Fig. 6. Sex-biased expression quantitative trait associations in placenta.

a Pie chart displaying the distribution of sex-biased expression quantitative trait associations based on allelic effect magnitude and direction in males and females (Orange = single sex effect, n = 12; Gray = Unclassified, n = 1). “Unclassified” includes associations that do not fall into the other categories (i.e., sex-biased eQTL associations with two-sided t-test FDR-adjusted P ≥ 0.05 (n = 71, df = 69) in both sex strata and/or those with two-sided t-test with unequal variance FDR-adjusted P_diff ≥ 0.05 (n = 71, df = 69). b Regional plot of top male-specific sex-eQTL (rs11986287-SLC52A2). The plot to the right indicates the absence of effect in females. c Regional plot of top female-specific sex-eQTL (rs79910893-LPCAT3). The plot to the right indicates the absence of effect in males. Data span 200 kb north of the gene TSS position to 200 kb south of the eQTL SNP. The horizontal axis denotes the genomic position in build hg19, and the vertical axis denotes the association -log10 P-value and recombination rate (cM/Mb). The purple circle point represents the eQTL SNP. The color of each data point indicates its linkage disequilibrium value (r²) with the index SNP based on HapMap2. A gene symbol and associated track from the UCSC Genome Browser shows the eQTL target gene’s physical location. LocusZoom (http://locuszoom.org/) was used to generate the plot. Source data for Fig. 6b, c are provided as a Source Data file.

Fig. 7. Correlation between males and females of placental methylation and gene expression levels of CpG and gene targets of sex-biased genetic regulation.

a DNA methylation level of sex-mQTL target CpGs (n = 521 CpGs). b Gene expression levels of sex-eQTL target genes (n = 9 gene transcripts). A two-sided Spearman correlation (ρ) test was implemented and was considered significant if P < 0.05. The p-value in a is approximately equal to zero. The error band in gray denotes a 95% confidence interval. Source data for Fig. 7a, b are provided as a Source Data file.

Fig. 8. Upset plot of male- and female-hypermethylated DNA methylation sites showing overlapping correlation with neonatal anthropometry and placental size measures.

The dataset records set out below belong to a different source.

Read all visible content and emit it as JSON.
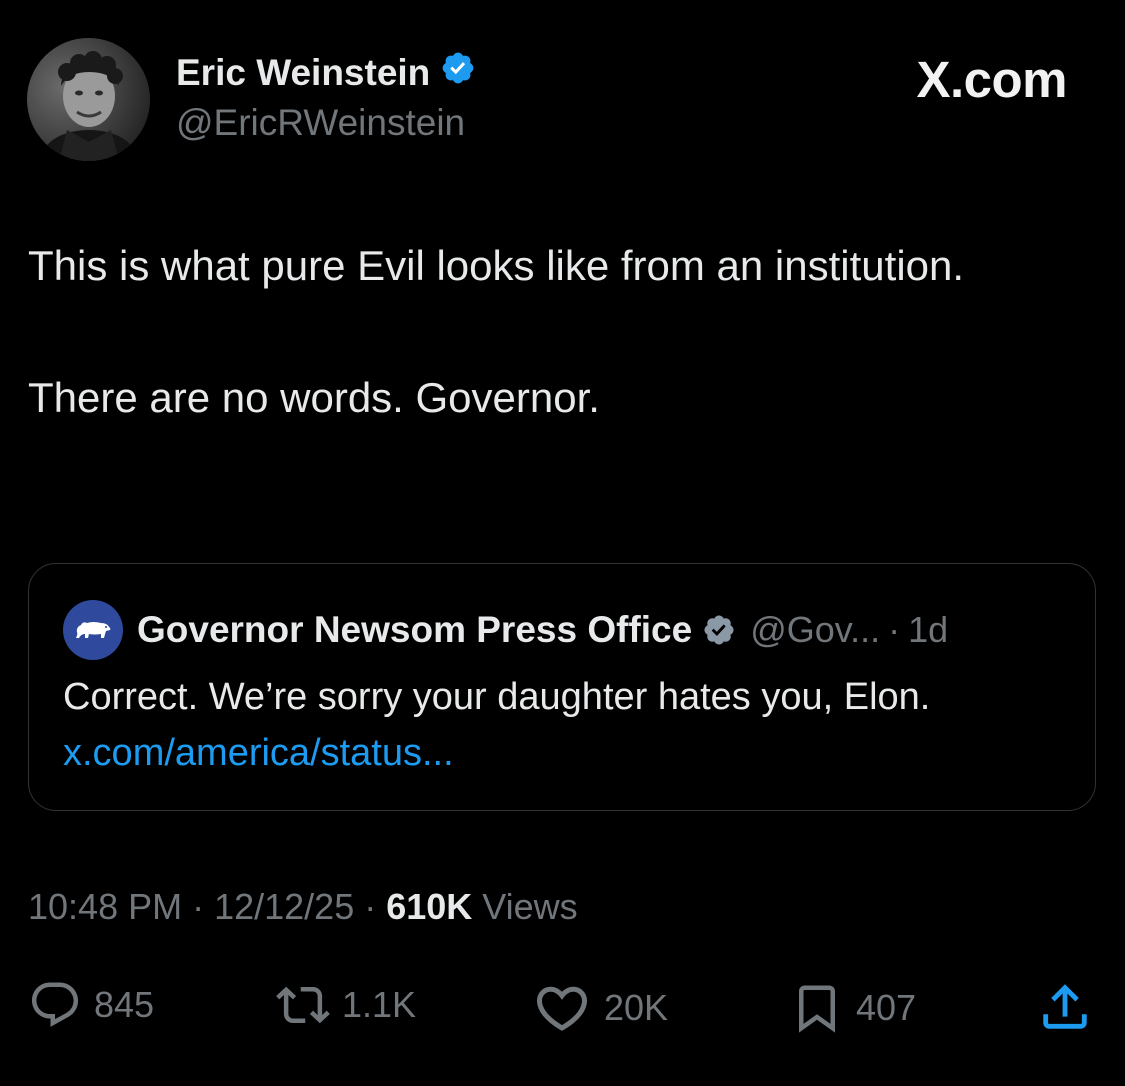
{
  "author": {
    "display_name": "Eric Weinstein",
    "handle": "@EricRWeinstein",
    "verified": true,
    "avatar_icon": "profile-photo"
  },
  "brand": "X.com",
  "tweet": {
    "paragraph1": "This is what pure Evil looks like from an institution.",
    "paragraph2": "There are no words. Governor."
  },
  "quoted_tweet": {
    "display_name": "Governor Newsom Press Office",
    "handle": "@Gov...",
    "separator": "·",
    "time": "1d",
    "text": "Correct. We’re sorry your daughter hates you, Elon.",
    "link": "x.com/america/status...",
    "avatar_icon": "california-bear-icon"
  },
  "meta": {
    "time": "10:48 PM",
    "date": "12/12/25",
    "separator": "·",
    "views_count": "610K",
    "views_label": "Views"
  },
  "actions": {
    "replies": "845",
    "reposts": "1.1K",
    "likes": "20K",
    "bookmarks": "407"
  },
  "colors": {
    "background": "#000000",
    "text_primary": "#e7e9ea",
    "text_secondary": "#71767b",
    "link": "#1d9bf0",
    "verified_badge": "#1d9bf0",
    "border": "#2f3336"
  }
}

The figures display the number of male-hypermethylated (a) and female-hypermethylated (b) CpG sites that are positively correlated with neonatal and placental measures, and the number of male-hypermethylated (c) and female-hypermethylated (d) CpG sites that are negatively correlated with neonatal and placental measures. The measures are head circumference (HC), birth length (BL), birth weight (BW), placental weight (PW), and placental-birth weight ratio (PW/BW). Vertical lines connecting black-shaded circles denote measures that exhibited a shared correlation with the number of CpGs in bars.

Fig. 9. Circos plots of significantly enriched canonical pathways for genes near sex-differentially methylated sites.

The outer track represents the enriched canonical pathways obtained using the FUMA tool, ordered from the most to the least significant in the clockwise direction. The middle track represents the hypergeometric test for enrichment FDR-adjusted P-value. The orange bars in the inner-most track represent the number of genes near the sex-differentially methylated sites that overlapped with genes in the database of each pathway. The green lines connect enriched pathways shared between males and females, with width proportional to the number of shared genes. Database abbreviations: B: BIOCARTA, K: KEGG, N: NABA, P: PID, R: REACTOME, S: SIG. Source data are provided as a Source Data file.